Recycling von gebrauchten Motorenölen (Altöle)
Altöl verunreinigt sehr leicht Böden sowie das Oberflächen- und Grundwasser. Für ein Recycling gebrauchter Altöle sprechen aber nicht nur Gründe des Umweltschutzes. Gebrauchte Motorenöle enthalten noch überwiegend die wertvollen Ölinhaltsstoffe (verzweigte und cyclische Paraffine), so dass sich auch aus ökonomischen Gründen ein Recycling lohnt.

Die Eigenschaften von Altöl sind:

Das klassische und über Jahrzehnte ausschließlich angewandte Verfahren zum Recycling von Altöl ist der Schwefelsäure- Bleicherde-Prozess. Hierbei werden zunächst Verunreinigungen wie Alkene durch die Zugabe von konzentrierter Schwefelsäure sulfoniert und polymerisiert, Aromaten werden in Sulfonsäuren überführt. Diese Verbindungen sind im Öl nicht löslich und bilden zusammen mit der nicht umgesetzten Schwefelsäure eine schwarze, zähflüssige Masse, den sog. Säureteer, welcher abgetrennt und im Allgemeinen zur Gewinnung von Prozesswärme verbrannt wird. Das zurückbleibende Säureöl wird neutralisiert, mit Bleicherde adsorptiv von weiteren Verunreinigungen befreit und destilliert. Die so erhaltenen Grundöle werden wieder mit Additiven versetzt und als neuwertige Motorenöle verkauft.
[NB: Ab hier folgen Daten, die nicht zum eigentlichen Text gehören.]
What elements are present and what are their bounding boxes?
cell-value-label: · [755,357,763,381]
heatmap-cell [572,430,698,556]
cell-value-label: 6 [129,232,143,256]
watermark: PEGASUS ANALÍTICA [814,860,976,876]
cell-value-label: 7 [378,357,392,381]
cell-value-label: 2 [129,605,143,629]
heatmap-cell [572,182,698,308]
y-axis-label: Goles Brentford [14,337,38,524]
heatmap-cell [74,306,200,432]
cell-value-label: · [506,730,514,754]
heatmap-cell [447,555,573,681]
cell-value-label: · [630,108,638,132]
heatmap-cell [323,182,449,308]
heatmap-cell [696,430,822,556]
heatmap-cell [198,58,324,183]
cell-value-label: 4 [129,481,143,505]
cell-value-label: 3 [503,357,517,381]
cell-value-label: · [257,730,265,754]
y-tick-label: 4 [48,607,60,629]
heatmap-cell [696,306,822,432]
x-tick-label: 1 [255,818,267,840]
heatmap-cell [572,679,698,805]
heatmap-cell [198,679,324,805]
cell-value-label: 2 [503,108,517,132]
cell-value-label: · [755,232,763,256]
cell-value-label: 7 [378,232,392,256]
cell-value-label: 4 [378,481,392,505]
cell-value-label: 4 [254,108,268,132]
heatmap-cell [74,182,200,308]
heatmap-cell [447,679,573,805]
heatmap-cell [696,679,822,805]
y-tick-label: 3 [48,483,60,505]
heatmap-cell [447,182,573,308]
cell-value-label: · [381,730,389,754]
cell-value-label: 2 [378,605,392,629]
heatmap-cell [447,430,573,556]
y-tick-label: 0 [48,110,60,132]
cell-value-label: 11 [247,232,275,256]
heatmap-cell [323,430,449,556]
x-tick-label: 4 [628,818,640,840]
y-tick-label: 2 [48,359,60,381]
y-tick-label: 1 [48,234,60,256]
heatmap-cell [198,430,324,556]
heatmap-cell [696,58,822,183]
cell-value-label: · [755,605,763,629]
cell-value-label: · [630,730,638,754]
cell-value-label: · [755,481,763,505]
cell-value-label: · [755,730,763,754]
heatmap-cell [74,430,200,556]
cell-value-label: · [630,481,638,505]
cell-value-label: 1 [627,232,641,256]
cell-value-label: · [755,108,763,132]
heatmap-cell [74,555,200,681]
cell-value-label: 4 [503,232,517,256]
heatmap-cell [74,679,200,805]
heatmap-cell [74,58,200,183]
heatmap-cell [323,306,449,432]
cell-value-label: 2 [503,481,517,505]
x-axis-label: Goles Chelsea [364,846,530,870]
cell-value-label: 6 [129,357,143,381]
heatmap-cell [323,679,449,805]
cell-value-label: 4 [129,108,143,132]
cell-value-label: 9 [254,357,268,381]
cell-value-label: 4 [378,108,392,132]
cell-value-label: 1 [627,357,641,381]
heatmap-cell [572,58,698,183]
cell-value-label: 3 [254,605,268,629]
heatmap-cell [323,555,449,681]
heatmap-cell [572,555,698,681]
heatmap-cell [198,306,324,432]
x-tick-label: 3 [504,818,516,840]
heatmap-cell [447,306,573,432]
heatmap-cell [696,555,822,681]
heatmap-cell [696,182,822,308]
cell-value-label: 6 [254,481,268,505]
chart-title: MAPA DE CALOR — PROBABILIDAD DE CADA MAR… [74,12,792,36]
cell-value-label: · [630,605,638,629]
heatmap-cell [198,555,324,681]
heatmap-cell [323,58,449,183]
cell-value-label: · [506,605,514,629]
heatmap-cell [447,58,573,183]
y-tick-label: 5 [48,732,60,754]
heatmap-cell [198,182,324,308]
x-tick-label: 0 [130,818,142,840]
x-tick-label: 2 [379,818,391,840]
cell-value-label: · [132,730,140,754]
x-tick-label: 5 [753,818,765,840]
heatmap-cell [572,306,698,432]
Beim Säure-Bleicherde-Verfahren entstehen jedoch mit den Säureteeren und den verunreinigten Bleicherden nur schwer zu beseitigende Nebenprodukte. Neue Verfahren zur Altölaufbereitung haben deshalb das Ziel, die Menge der umweltbelastenden Folgeprodukte zu reduzieren.

Ein Beispiel für einen solchen Prozess stellt das Berc-Verfahren dar. Hierbei wird ein großer Teil der im Altöl enthaltenen polaren Schmutzstoffe mit einer Mischung aus Methylethylketon, Isopropanol und Butanol ausgefällt. Nach der Filtration und dem Redestillieren des Lösemittels erhält man ein dunkelgefärbtes, aber klares Öl, das in der nächsten Reinigungsstufe wesentlich geringere Mengen an Schwefelsäure und Bleicherde verbraucht als nicht vorgereinigtes Altöl.
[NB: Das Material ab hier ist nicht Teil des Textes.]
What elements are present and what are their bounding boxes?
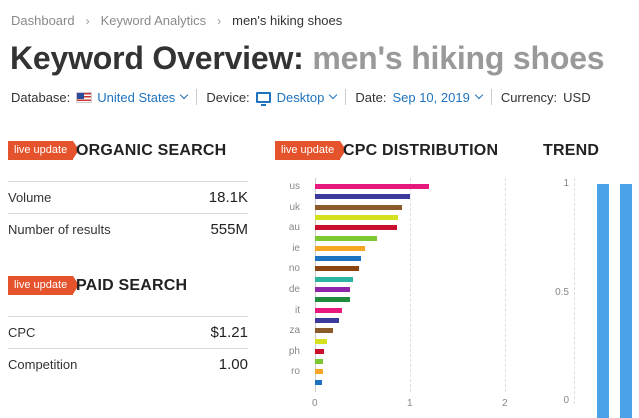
- metric-value: 555M: [210, 221, 248, 238]
- chevron-right-icon: ›: [85, 13, 90, 28]
- trend-tick-label: 0: [563, 395, 569, 406]
- live-update-badge: live update: [275, 141, 347, 160]
- cpc-bar[interactable]: [315, 379, 322, 385]
- category-label: ro: [291, 366, 300, 378]
- divider: [345, 89, 347, 105]
- category-label: za: [289, 325, 300, 337]
- cpc-bar[interactable]: [315, 338, 328, 344]
- currency-label: Currency:: [500, 89, 558, 105]
- us-flag-icon: [76, 91, 93, 103]
- metric-label: CPC: [8, 325, 36, 340]
- live-update-badge: live update: [8, 141, 80, 160]
- cpc-bar[interactable]: [315, 245, 366, 251]
- trend-chart: 1 0.5 0: [540, 176, 639, 418]
- device-value: Desktop: [276, 89, 325, 105]
- date-value: Sep 10, 2019: [392, 89, 470, 105]
- trend-axis-line: [574, 178, 575, 404]
- date-label: Date:: [355, 89, 387, 105]
- metric-row-results: Number of results 555M: [8, 213, 248, 245]
- desktop-icon: [255, 91, 271, 106]
- metric-row-competition: Competition 1.00: [8, 348, 248, 380]
- metric-value: $1.21: [210, 324, 248, 341]
- device-label: Device:: [206, 89, 250, 105]
- trend-tick-label: 1: [563, 178, 569, 189]
- database-label: Database:: [11, 89, 71, 105]
- cpc-bar[interactable]: [315, 359, 323, 365]
- metric-row-volume: Volume 18.1K: [8, 181, 248, 213]
- page-title-prefix: Keyword Overview:: [10, 40, 304, 76]
- chevron-right-icon: ›: [217, 13, 222, 28]
- chevron-down-icon: [180, 90, 189, 100]
- paid-search-title: PAID SEARCH: [76, 277, 188, 294]
- page-title: Keyword Overview: men's hiking shoes: [10, 40, 605, 77]
- metric-label: Volume: [8, 190, 52, 205]
- cpc-bar[interactable]: [315, 256, 361, 262]
- x-tick-label: 1: [407, 398, 413, 409]
- category-label: no: [288, 263, 300, 275]
- chevron-down-icon: [474, 90, 484, 100]
- cpc-distribution-title: CPC DISTRIBUTION: [343, 142, 499, 159]
- cpc-bar[interactable]: [315, 297, 351, 303]
- cpc-bar[interactable]: [315, 276, 353, 282]
- breadcrumb: Dashboard › Keyword Analytics › men's hi…: [11, 13, 342, 28]
- cpc-bar[interactable]: [315, 214, 398, 220]
- x-tick-label: 2: [502, 398, 508, 409]
- divider: [490, 89, 492, 105]
- trend-bar[interactable]: [597, 184, 609, 418]
- cpc-bar[interactable]: [315, 369, 323, 375]
- cpc-distribution-chart: us uk au ie no de it za ph ro 0 1 2: [280, 176, 520, 412]
- metric-label: Competition: [8, 357, 78, 372]
- grid-line: [410, 178, 411, 392]
- category-label: ph: [288, 345, 300, 357]
- category-label: us: [289, 181, 300, 192]
- cpc-bar[interactable]: [315, 348, 324, 354]
- x-tick-label: 0: [312, 398, 318, 409]
- page-title-keyword: men's hiking shoes: [312, 40, 605, 76]
- trend-tick-label: 0.5: [555, 287, 569, 298]
- y-axis-line: [315, 178, 316, 392]
- category-label: ie: [292, 242, 300, 254]
- database-select[interactable]: United States: [76, 89, 189, 105]
- cpc-bar[interactable]: [315, 328, 334, 334]
- cpc-bar[interactable]: [315, 317, 339, 323]
- live-update-badge: live update: [8, 276, 80, 295]
- category-label: au: [288, 222, 300, 234]
- metric-row-cpc: CPC $1.21: [8, 316, 248, 348]
- grid-line: [505, 178, 506, 392]
- category-label: it: [295, 304, 300, 316]
- breadcrumb-current: men's hiking shoes: [232, 13, 343, 28]
- database-value: United States: [97, 89, 176, 105]
- divider: [196, 89, 198, 105]
- category-label: uk: [289, 201, 300, 213]
- chevron-down-icon: [329, 90, 338, 100]
- trend-bar[interactable]: [620, 184, 632, 418]
- metric-label: Number of results: [8, 222, 111, 237]
- trend-title: TREND: [543, 142, 600, 159]
- cpc-bar[interactable]: [315, 225, 397, 231]
- cpc-bar[interactable]: [315, 307, 342, 313]
- category-label: de: [288, 284, 300, 295]
- cpc-bar[interactable]: [315, 184, 429, 189]
- metric-value: 1.00: [218, 356, 248, 373]
- cpc-bar[interactable]: [315, 235, 377, 241]
- organic-search-title: ORGANIC SEARCH: [76, 142, 227, 159]
- cpc-bar[interactable]: [315, 287, 351, 292]
- breadcrumb-dashboard[interactable]: Dashboard: [11, 13, 75, 28]
- cpc-bar[interactable]: [315, 266, 359, 272]
- breadcrumb-keyword-analytics[interactable]: Keyword Analytics: [100, 13, 207, 28]
- metric-value: 18.1K: [208, 189, 248, 206]
- currency-value: USD: [563, 89, 591, 105]
- cpc-bar[interactable]: [315, 194, 410, 200]
- date-select[interactable]: Sep 10, 2019: [392, 89, 484, 105]
- cpc-bar[interactable]: [315, 204, 403, 210]
- device-select[interactable]: Desktop: [255, 89, 338, 106]
- filter-bar: Database: United States Device: Desktop …: [11, 89, 591, 106]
Recycling von Bleiakkumulatoren
Bleierze sind, wie andere Rohstoffe auch, auf der Welt nicht unendlich vorhanden. Außerdem belastet die Bleigewinnung die Umwelt sehr stark. Bei der Rückgewinnung von Blei aus Bleischrott ist besonders an die Altakkumulatoren zu denken, von denen bislang einige Millionen pro Jahr auf die Müllhalden wanderten.

Tab. 8: Stoffbilanz für Akkumulatorenschrott (ohne Schwefelsäure); Angaben in Gew%.
Hartblei 20-30
Blei(IV)-oxid 15-20
Blei(II)-oxid 10-15
Bleisulfat 25-30
Kunststoffe 10-15

Das besondere Problem des Recycling von Altakkumulatoren liegt darin, dass bei der Akkumulatorenherstellung für Pole, Stromzuführungen und Elektrodengitter Hartblei (eine Blei-Antimonlegierung), für die Elektrodenüberzüge hingegen Reinblei (in Form der Oxide und nach Entladen als Sulfat) benötigt wird. Bei der Akkuschrottaufbereitung müssen also Hartblei und Weichbleiverbindungen voneinander getrennt werden. Andernfalls erhält man ein minderwertiges Recyclingmaterial mit wechselndem Antimongehalt.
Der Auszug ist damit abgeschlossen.